Full-time and Part-time Student Status

Full-time Student Status
All full-time students (12 or more credit hours) are permitted to enroll for a maximum of eighteen (18) credit hours per semester, unless they are on Academic Warning or Probation.  The tuition charge for these courses is covered by the full-time rate. In an exceptional circumstance, a student may receive a recommendation from his or her faculty advisor and the approval of the Chief Academic Officer or designee to take more than eighteen (18) credit hours (course overload). In such a case, the student must have a minimum CGPA of 3.00 and will be charged an additional tuition fee at the part-time student rate. In instances where the overload is due to one 4 credit course, with a total of 19 credits, the 3.0 requirement will be waived at the request of the Academic Advisor and the consent of the Chief Academic Officer.  Overload fees will still apply. Students with a CPGA below 2.0 will not be allowed to take an overload. Course overload forms are available in the Registrar’s office.

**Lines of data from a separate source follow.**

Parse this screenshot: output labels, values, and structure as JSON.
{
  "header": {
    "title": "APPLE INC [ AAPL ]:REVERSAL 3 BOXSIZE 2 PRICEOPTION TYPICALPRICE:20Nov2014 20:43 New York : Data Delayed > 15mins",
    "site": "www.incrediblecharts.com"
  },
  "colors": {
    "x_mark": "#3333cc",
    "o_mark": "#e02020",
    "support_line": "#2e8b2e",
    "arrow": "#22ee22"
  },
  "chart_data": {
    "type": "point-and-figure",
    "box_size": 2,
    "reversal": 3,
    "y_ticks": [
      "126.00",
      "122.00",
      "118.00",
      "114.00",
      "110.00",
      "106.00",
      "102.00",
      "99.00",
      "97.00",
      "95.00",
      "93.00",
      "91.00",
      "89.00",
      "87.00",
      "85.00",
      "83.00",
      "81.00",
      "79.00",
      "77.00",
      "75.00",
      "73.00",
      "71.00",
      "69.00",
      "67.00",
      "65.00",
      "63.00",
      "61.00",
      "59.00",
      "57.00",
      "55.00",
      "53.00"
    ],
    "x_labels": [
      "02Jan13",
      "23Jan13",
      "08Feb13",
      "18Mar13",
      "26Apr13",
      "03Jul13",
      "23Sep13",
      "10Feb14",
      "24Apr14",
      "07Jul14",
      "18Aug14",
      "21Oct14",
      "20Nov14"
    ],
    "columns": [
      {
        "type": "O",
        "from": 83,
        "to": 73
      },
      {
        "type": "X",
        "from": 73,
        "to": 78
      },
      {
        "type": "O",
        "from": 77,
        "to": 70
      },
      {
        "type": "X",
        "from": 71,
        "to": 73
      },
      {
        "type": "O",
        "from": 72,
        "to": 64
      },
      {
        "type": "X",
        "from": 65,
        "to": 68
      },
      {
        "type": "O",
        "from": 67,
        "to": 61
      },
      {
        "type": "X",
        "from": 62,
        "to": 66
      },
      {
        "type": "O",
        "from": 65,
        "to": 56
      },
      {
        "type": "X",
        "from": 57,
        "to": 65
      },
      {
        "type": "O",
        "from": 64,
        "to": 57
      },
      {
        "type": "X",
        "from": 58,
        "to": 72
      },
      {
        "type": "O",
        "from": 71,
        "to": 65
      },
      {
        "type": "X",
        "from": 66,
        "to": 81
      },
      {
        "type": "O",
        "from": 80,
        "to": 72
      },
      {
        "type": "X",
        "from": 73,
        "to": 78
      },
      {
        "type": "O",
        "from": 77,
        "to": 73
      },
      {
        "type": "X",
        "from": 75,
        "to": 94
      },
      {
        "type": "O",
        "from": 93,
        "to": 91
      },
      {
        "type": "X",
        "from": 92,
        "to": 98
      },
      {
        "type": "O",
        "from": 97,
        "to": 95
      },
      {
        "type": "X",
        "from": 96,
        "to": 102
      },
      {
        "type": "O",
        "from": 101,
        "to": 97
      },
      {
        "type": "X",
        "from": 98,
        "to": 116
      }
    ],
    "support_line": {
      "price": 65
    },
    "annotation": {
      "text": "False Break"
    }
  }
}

Full-time students in traditional undergraduate programs who have completed a minimum of 12 credits at Becker and whose GPA is 3.9 or above will be allowed to take one additional course (up to three credits) at no additional charge. This will apply only to the fall and spring semesters, and may include Consortium courses. This does not raise the number of courses which students can take through the Consortium.

Part-time Student Status
Any student enrolled in less than twelve (12) credits in a semester is considered to be part-time. A student may complete nine (9) credits or three (3) courses prior to matriculating into a program of study. After the completion of nine (9) credits or three (3) courses, the student must formally apply for admission and submit all materials required for acceptance into a degree program to the Admissions Office. The applicant will be notified in writing by the Director of Admissions once a decision has been made. The completion of three courses is not, in itself, a guarantee of admission into a degree program.